A better way to get also the angle info is to go 2D, that is:

ml= log( abs( fftshift (fft2(m2)))+1);
imagesc(ml) 
colormap(bone)

and then apply tools such as simple geometry or regionprops if you want, you can get the angle and size of the squares. The size of the square is 1/ the size of the big rotated square on the background ( bit fuzzy because I blurred the image so try to do that without that), and the angle is atan(y/x). The distance between the squares is 1/ the distance between the strong peaks in the center part to the image center.

so if you threshold ml properly image say

 imagesc(ml>11)

you can access the center peaks for that...

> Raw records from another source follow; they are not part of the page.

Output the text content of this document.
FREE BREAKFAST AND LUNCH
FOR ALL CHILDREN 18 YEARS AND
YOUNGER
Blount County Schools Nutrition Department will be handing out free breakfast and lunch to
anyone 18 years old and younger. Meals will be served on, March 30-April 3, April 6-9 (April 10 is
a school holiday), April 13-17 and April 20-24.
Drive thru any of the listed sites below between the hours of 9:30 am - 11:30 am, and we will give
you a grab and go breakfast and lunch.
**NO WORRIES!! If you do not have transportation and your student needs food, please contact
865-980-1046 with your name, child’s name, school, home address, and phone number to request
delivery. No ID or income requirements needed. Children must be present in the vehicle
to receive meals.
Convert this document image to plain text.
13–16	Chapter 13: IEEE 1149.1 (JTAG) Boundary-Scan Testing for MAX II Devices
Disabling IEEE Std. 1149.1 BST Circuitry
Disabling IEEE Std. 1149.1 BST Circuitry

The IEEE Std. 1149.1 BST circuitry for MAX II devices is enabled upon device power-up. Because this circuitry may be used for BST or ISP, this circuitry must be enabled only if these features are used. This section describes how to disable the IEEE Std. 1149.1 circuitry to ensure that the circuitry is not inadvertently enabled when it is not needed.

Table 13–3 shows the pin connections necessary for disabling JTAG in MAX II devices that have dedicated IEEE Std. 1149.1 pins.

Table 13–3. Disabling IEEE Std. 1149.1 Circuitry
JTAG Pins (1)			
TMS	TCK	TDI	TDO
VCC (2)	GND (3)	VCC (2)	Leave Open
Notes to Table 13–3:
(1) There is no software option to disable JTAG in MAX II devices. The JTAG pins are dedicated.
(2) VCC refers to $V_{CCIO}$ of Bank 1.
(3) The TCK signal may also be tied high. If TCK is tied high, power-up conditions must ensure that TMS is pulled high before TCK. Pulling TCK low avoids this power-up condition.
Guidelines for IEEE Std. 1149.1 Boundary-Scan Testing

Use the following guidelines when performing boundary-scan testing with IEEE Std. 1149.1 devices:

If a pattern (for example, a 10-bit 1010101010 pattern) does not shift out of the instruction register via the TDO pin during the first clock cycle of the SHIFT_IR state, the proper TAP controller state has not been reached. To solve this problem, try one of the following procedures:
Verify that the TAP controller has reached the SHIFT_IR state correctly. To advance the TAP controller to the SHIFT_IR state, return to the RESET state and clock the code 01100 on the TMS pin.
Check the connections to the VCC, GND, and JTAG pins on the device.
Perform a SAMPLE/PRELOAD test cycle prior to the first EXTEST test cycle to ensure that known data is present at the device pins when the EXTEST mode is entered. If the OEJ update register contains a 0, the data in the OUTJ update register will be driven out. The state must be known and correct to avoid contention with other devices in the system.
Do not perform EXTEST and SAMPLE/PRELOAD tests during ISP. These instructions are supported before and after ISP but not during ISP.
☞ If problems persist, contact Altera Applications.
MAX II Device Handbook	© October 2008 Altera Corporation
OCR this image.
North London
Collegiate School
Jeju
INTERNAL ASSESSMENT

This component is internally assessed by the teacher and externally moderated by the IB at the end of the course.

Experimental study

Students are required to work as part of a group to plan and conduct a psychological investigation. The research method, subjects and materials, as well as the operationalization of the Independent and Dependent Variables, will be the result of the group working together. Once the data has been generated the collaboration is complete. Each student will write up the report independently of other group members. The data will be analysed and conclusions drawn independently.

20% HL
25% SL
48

yet another approach will be morphological operation on a binary image, for example I threshold the blurred image and shrink objects to points. It removes pixels so that objects without holes shrink to a point:

BW=m2>100;
BW2 = bwmorph(BW,'shrink',Inf);
figure, imshow(BW2)

Then you practically have a one pixel per lattice site grid! so you can feed it to Amro's solution using Hough transform, or analyze it with fft, or fit a block, etc...